Prior had everything and the scouts were unanimous. In a dirty business of bluffing and deception that would make Hamlet cry, it was virtually impossible to find someone who had a bad word to say about Prior.

He had the pitcher’s frame, a 6-5, 220-pound build with calves that looked like he had stuffed bricks in his sanitary socks. He had not one power pitch, but two – a fastball he could nail a shot glass with and a curveball that was like hitting a baseball dropped from a blimp. His command was leagues above ordinary college pitchers. His mechanics, work ethic, intellect, competitiveness, and approach all scored so highly that, for the team that drafted Prior, it would be as simple as walking to the grocery store, picking him off the shelf, dropping him in the cart, and pushing him to the big leagues.

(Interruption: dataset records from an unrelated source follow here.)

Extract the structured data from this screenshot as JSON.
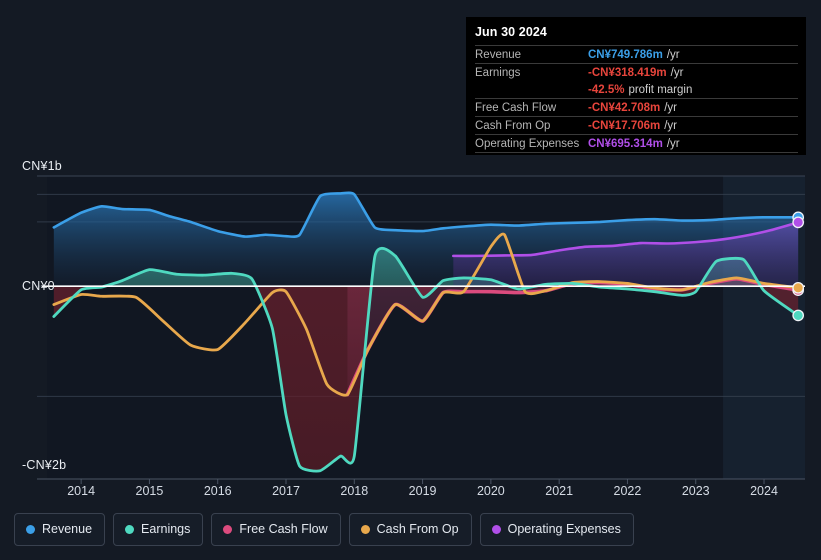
{
  "chart_data": {
    "type": "area",
    "title": "",
    "xlabel": "",
    "ylabel": "",
    "currency": "CN¥",
    "x_tick_labels": [
      "2014",
      "2015",
      "2016",
      "2017",
      "2018",
      "2019",
      "2020",
      "2021",
      "2022",
      "2023",
      "2024"
    ],
    "y_tick_labels": [
      "CN¥1b",
      "CN¥0",
      "-CN¥2b"
    ],
    "y_tick_values": [
      1000,
      0,
      -2000
    ],
    "ylim": [
      -2100,
      1200
    ],
    "xlim": [
      2013.5,
      2024.6
    ],
    "units": "CN¥ millions",
    "grid": true,
    "legend_position": "bottom",
    "forecast_start_year": 2023.4,
    "series": [
      {
        "name": "Revenue",
        "color": "#3B9FE8",
        "x": [
          2013.6,
          2014.0,
          2014.3,
          2014.6,
          2015.0,
          2015.3,
          2015.6,
          2016.0,
          2016.4,
          2016.7,
          2017.0,
          2017.2,
          2017.5,
          2017.8,
          2018.0,
          2018.3,
          2018.6,
          2019.0,
          2019.3,
          2019.6,
          2020.0,
          2020.4,
          2020.8,
          2021.2,
          2021.6,
          2022.0,
          2022.4,
          2022.8,
          2023.2,
          2023.6,
          2024.0,
          2024.5
        ],
        "values": [
          640,
          800,
          870,
          840,
          830,
          760,
          700,
          600,
          540,
          560,
          545,
          560,
          980,
          1010,
          1000,
          640,
          610,
          600,
          630,
          650,
          670,
          660,
          680,
          690,
          700,
          720,
          730,
          715,
          720,
          740,
          750,
          749.786
        ]
      },
      {
        "name": "Earnings",
        "color": "#4FD9C0",
        "x": [
          2013.6,
          2014.0,
          2014.3,
          2014.6,
          2015.0,
          2015.4,
          2015.8,
          2016.2,
          2016.5,
          2016.8,
          2017.0,
          2017.2,
          2017.5,
          2017.8,
          2018.0,
          2018.3,
          2018.6,
          2019.0,
          2019.3,
          2019.6,
          2020.0,
          2020.4,
          2020.8,
          2021.2,
          2021.6,
          2022.0,
          2022.4,
          2022.8,
          2023.0,
          2023.3,
          2023.7,
          2024.0,
          2024.5
        ],
        "values": [
          -330,
          -40,
          -10,
          60,
          180,
          130,
          120,
          140,
          80,
          -460,
          -1400,
          -1960,
          -2010,
          -1850,
          -1850,
          320,
          330,
          -120,
          60,
          90,
          70,
          -30,
          20,
          30,
          -10,
          -30,
          -60,
          -100,
          -60,
          270,
          290,
          -50,
          -318.419
        ]
      },
      {
        "name": "Free Cash Flow",
        "color": "#DC4B7E",
        "x": [
          2017.9,
          2018.2,
          2018.6,
          2019.0,
          2019.3,
          2019.6,
          2020.0,
          2020.4,
          2020.8,
          2021.2,
          2021.6,
          2022.0,
          2022.4,
          2022.8,
          2023.2,
          2023.6,
          2024.0,
          2024.5
        ],
        "values": [
          -1180,
          -690,
          -200,
          -380,
          -70,
          -60,
          -60,
          -70,
          -50,
          30,
          40,
          20,
          -30,
          -40,
          30,
          80,
          20,
          -42.708
        ]
      },
      {
        "name": "Cash From Op",
        "color": "#E8A84C",
        "x": [
          2013.6,
          2014.0,
          2014.3,
          2014.8,
          2015.2,
          2015.6,
          2016.0,
          2016.4,
          2016.8,
          2017.0,
          2017.3,
          2017.6,
          2017.9,
          2018.2,
          2018.6,
          2019.0,
          2019.3,
          2019.6,
          2020.0,
          2020.2,
          2020.5,
          2020.8,
          2021.2,
          2021.6,
          2022.0,
          2022.4,
          2022.8,
          2023.2,
          2023.6,
          2024.0,
          2024.5
        ],
        "values": [
          -200,
          -90,
          -110,
          -120,
          -380,
          -640,
          -690,
          -400,
          -70,
          -60,
          -470,
          -1070,
          -1180,
          -690,
          -200,
          -380,
          -70,
          -60,
          430,
          560,
          -60,
          -50,
          40,
          50,
          30,
          -20,
          -40,
          40,
          90,
          30,
          -17.706
        ]
      },
      {
        "name": "Operating Expenses",
        "color": "#B04FE8",
        "x": [
          2019.45,
          2019.8,
          2020.2,
          2020.6,
          2021.0,
          2021.4,
          2021.8,
          2022.2,
          2022.6,
          2023.0,
          2023.4,
          2023.8,
          2024.1,
          2024.5
        ],
        "values": [
          330,
          330,
          335,
          340,
          390,
          430,
          440,
          470,
          465,
          480,
          510,
          560,
          610,
          695.314
        ]
      }
    ]
  },
  "tooltip": {
    "title": "Jun 30 2024",
    "rows": [
      {
        "key": "Revenue",
        "value": "CN¥749.786m",
        "unit": "/yr",
        "color": "#3B9FE8"
      },
      {
        "key": "Earnings",
        "value": "-CN¥318.419m",
        "unit": "/yr",
        "color": "#E8453C"
      },
      {
        "key": "",
        "value": "-42.5%",
        "unit": "profit margin",
        "color": "#E8453C"
      },
      {
        "key": "Free Cash Flow",
        "value": "-CN¥42.708m",
        "unit": "/yr",
        "color": "#E8453C"
      },
      {
        "key": "Cash From Op",
        "value": "-CN¥17.706m",
        "unit": "/yr",
        "color": "#E8453C"
      },
      {
        "key": "Operating Expenses",
        "value": "CN¥695.314m",
        "unit": "/yr",
        "color": "#B04FE8"
      }
    ]
  },
  "legend": {
    "items": [
      {
        "label": "Revenue",
        "color": "#3B9FE8"
      },
      {
        "label": "Earnings",
        "color": "#4FD9C0"
      },
      {
        "label": "Free Cash Flow",
        "color": "#DC4B7E"
      },
      {
        "label": "Cash From Op",
        "color": "#E8A84C"
      },
      {
        "label": "Operating Expenses",
        "color": "#B04FE8"
      }
    ]
  }
}
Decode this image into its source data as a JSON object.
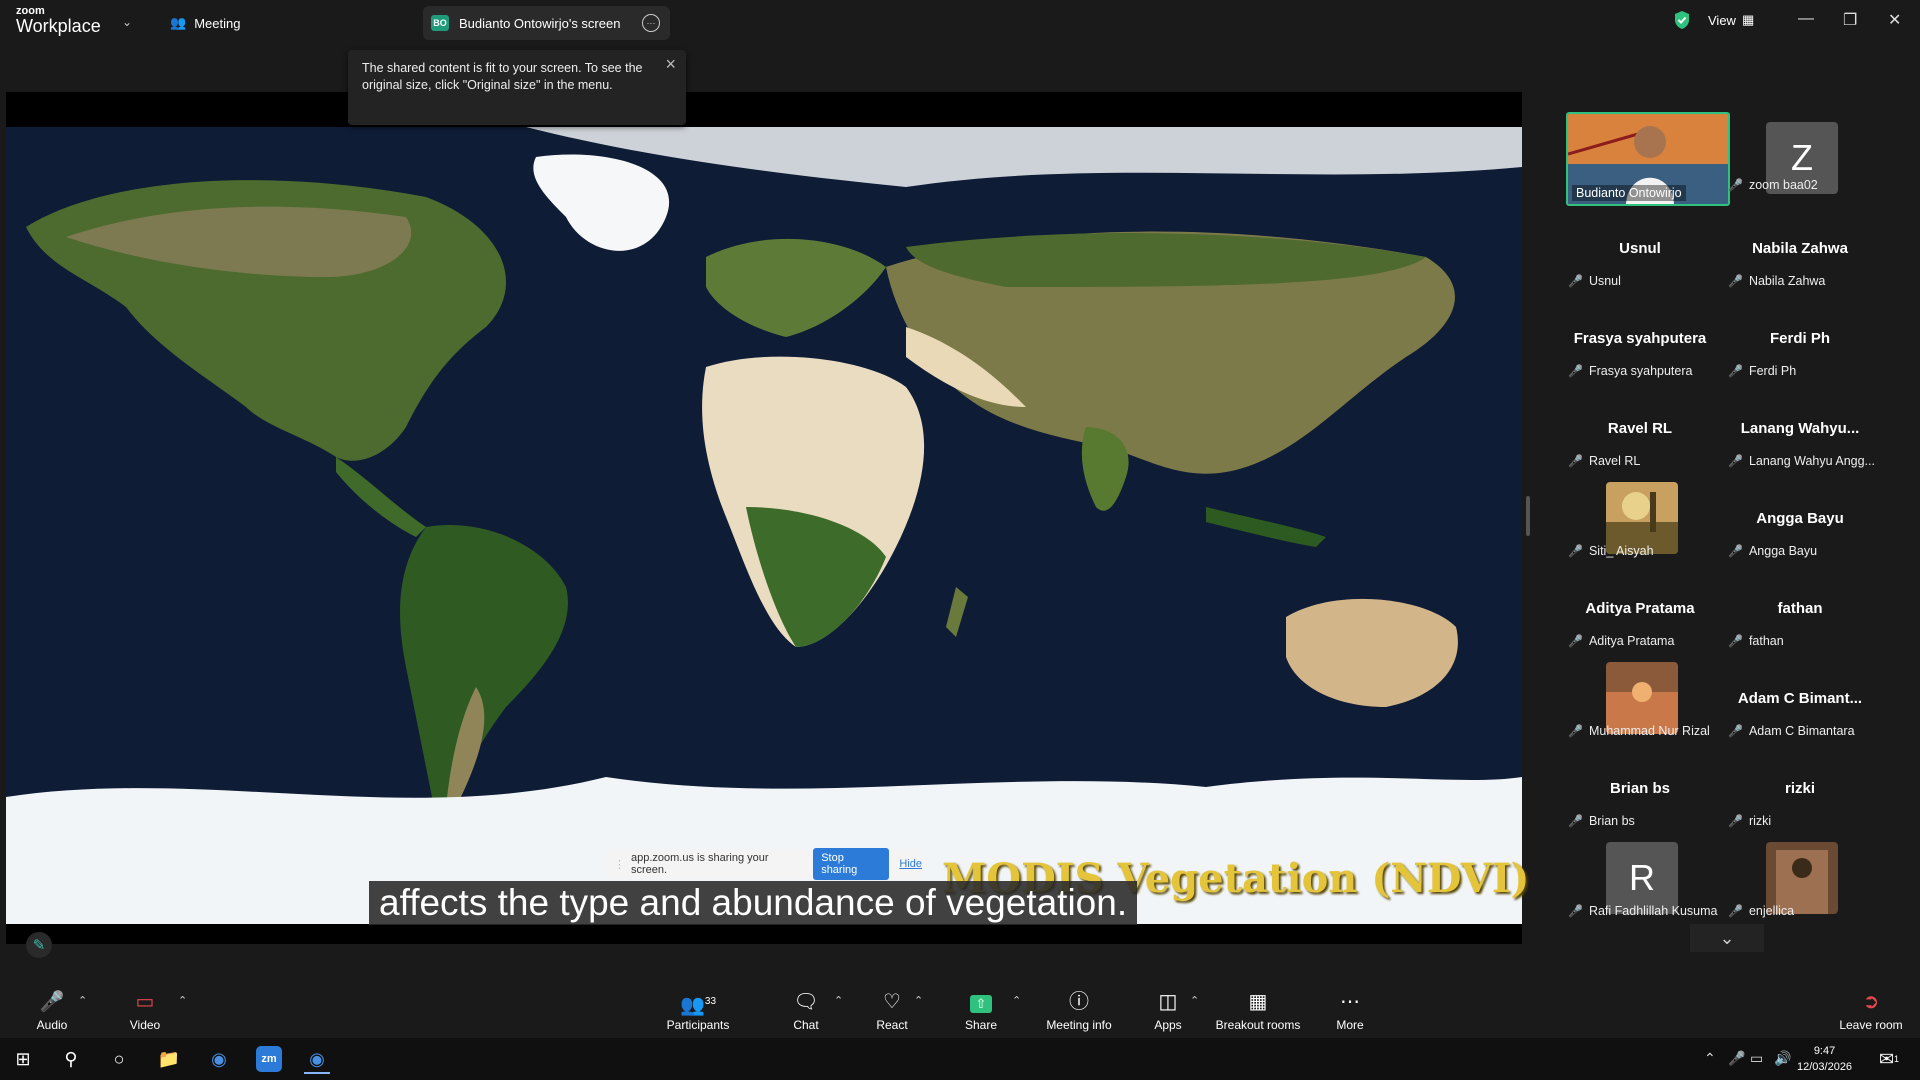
{
  "app": {
    "brand_top": "zoom",
    "brand_bottom": "Workplace",
    "meeting_label": "Meeting",
    "view_label": "View"
  },
  "share_tab": {
    "badge": "BO",
    "title": "Budianto Ontowirjo's screen"
  },
  "toast": {
    "message": "The shared content is fit to your screen. To see the original size, click \"Original size\" in the menu."
  },
  "screen": {
    "sharing_notice": "app.zoom.us is sharing your screen.",
    "stop_sharing": "Stop sharing",
    "hide": "Hide",
    "slide_title": "MODIS Vegetation (NDVI)",
    "caption": "affects the type and abundance of vegetation."
  },
  "participants": {
    "active": {
      "name": "Budianto Ontowirjo"
    },
    "tiles": [
      {
        "display": "",
        "label": "zoom baa02",
        "letter": "Z"
      },
      {
        "display": "Usnul",
        "label": "Usnul"
      },
      {
        "display": "Nabila Zahwa",
        "label": "Nabila Zahwa"
      },
      {
        "display": "Frasya syahputera",
        "label": "Frasya syahputera"
      },
      {
        "display": "Ferdi Ph",
        "label": "Ferdi Ph"
      },
      {
        "display": "Ravel RL",
        "label": "Ravel RL"
      },
      {
        "display": "Lanang  Wahyu...",
        "label": "Lanang Wahyu Angg..."
      },
      {
        "display": "",
        "label": "Siti_ Aisyah"
      },
      {
        "display": "Angga Bayu",
        "label": "Angga Bayu"
      },
      {
        "display": "Aditya Pratama",
        "label": "Aditya Pratama"
      },
      {
        "display": "fathan",
        "label": "fathan"
      },
      {
        "display": "",
        "label": "Muhammad Nur Rizal"
      },
      {
        "display": "Adam C Bimant...",
        "label": "Adam C Bimantara"
      },
      {
        "display": "Brian bs",
        "label": "Brian bs"
      },
      {
        "display": "rizki",
        "label": "rizki"
      },
      {
        "display": "",
        "label": "Rafi Fadhlillah Kusuma",
        "letter": "R"
      },
      {
        "display": "",
        "label": "enjellica"
      }
    ]
  },
  "toolbar": {
    "audio": "Audio",
    "video": "Video",
    "participants": "Participants",
    "participants_count": "33",
    "chat": "Chat",
    "react": "React",
    "share": "Share",
    "meeting_info": "Meeting info",
    "apps": "Apps",
    "breakout": "Breakout rooms",
    "more": "More",
    "leave": "Leave room"
  },
  "taskbar": {
    "time": "9:47",
    "date": "12/03/2026",
    "notif_count": "1"
  }
}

The Twins had the first pick. Weary of Prior’s price tag, which eventually reached $10.5 million, they debated between Prior and a rarity – a high school catcher with power. The Twins got a hometown discount when they signed Joe Mauer. They took the younger player, who in theory should have his best development in front of him. The Twins bought him out of a college baseball and football double life at Florida State, and if ever a team would be weary about how playing both sports at the major college level can stunt a baseball player’s growth, look no further than former Stanford outfielder and quarterback Joe Borchard.

The Cubs had the second pick. Prior was already the finished, pristine product. Though his delivery was so fluid that few questioned his health, there were the obvious questions that were mostly drowned out by the flood of admiration. Did he place too much stress on his elbow? Would he remain healthy? Like the Atlanta Braves in 1990, who took high school shortstop Chipper Jones instead of high school right-hander Todd Van Poppel with the first pick, the Twins choose Mauer, taking bat over arm in an expensive game of rock, paper, and scissors.

Five years later, Prior’s career hasn’t gone as expected. He made a courtesy visit to the minor leagues before coming to Wrigley Field in May 2002, less than a year after he was dicing up Deadeaux Field. He hurt himself in September of that year, a sign of things to come. It was his first of six trips to the disabled list in his first five years. He was an 18-game winner in 2003 and went to the All-Star game. He outdueled Greg Maddux in the National League Divisional Series.

Prior has been on the run from the doctor ever since. Actually, he’s lucky that he can still stand. As the Cubs 2003 playoff run has dissolved like a spilled beer in the bleachers, Prior’s career has gone downhill. He bruised his shoulder in 2003, which cost him a 20-win season. He missed three months of 2004 with right Achilles tendenitis, pitched in only 21 games, and went 6-4.

Last year, he was solid on a poor team, going 11-7 with 188 strikeouts in 166 2/3 innings, but missed time, first because of inflammation, then because of a fracture in his right elbow. That’s not good in the baseball business. That’s called, ‘Having a medical.’ This season, he has yet to pitch, and he’ll spend the anniversary of his heralded draft selection on a rehabilitation assignment in the minor leagues. A strained muscle in his right shoulder has cost him the first two months of this season.

Having a medical history is baseball’s version of baggage, Five years after Prior left USC, there still hasn’t been a college pitcher of his quality (including Jered Weaver). Prior was 15-1, 1.69 that year and had 202 strikeouts against 18 walks in 139 innings. The sad part is that, because of his injury history, the best Prior has ever been was in his final year at USC in 2001 and in his first full season with the Cubs in 2003. Meanwhile, Mauer has steadily improved and become one of the game’s best young catchers.

Prior is only 25, and though his lifetime record of 41-27 looks nice, the same scouts who watched Scherzer today know Prior can be so much better if he can only stay healthy. Prior’s time is nowhere near expired, but as of now, he’s more parable than pitcher, a warning to kids like Scherzer. Enjoy these moments, because when draft day comes and goes, you never know where you’ll be standing five years from today.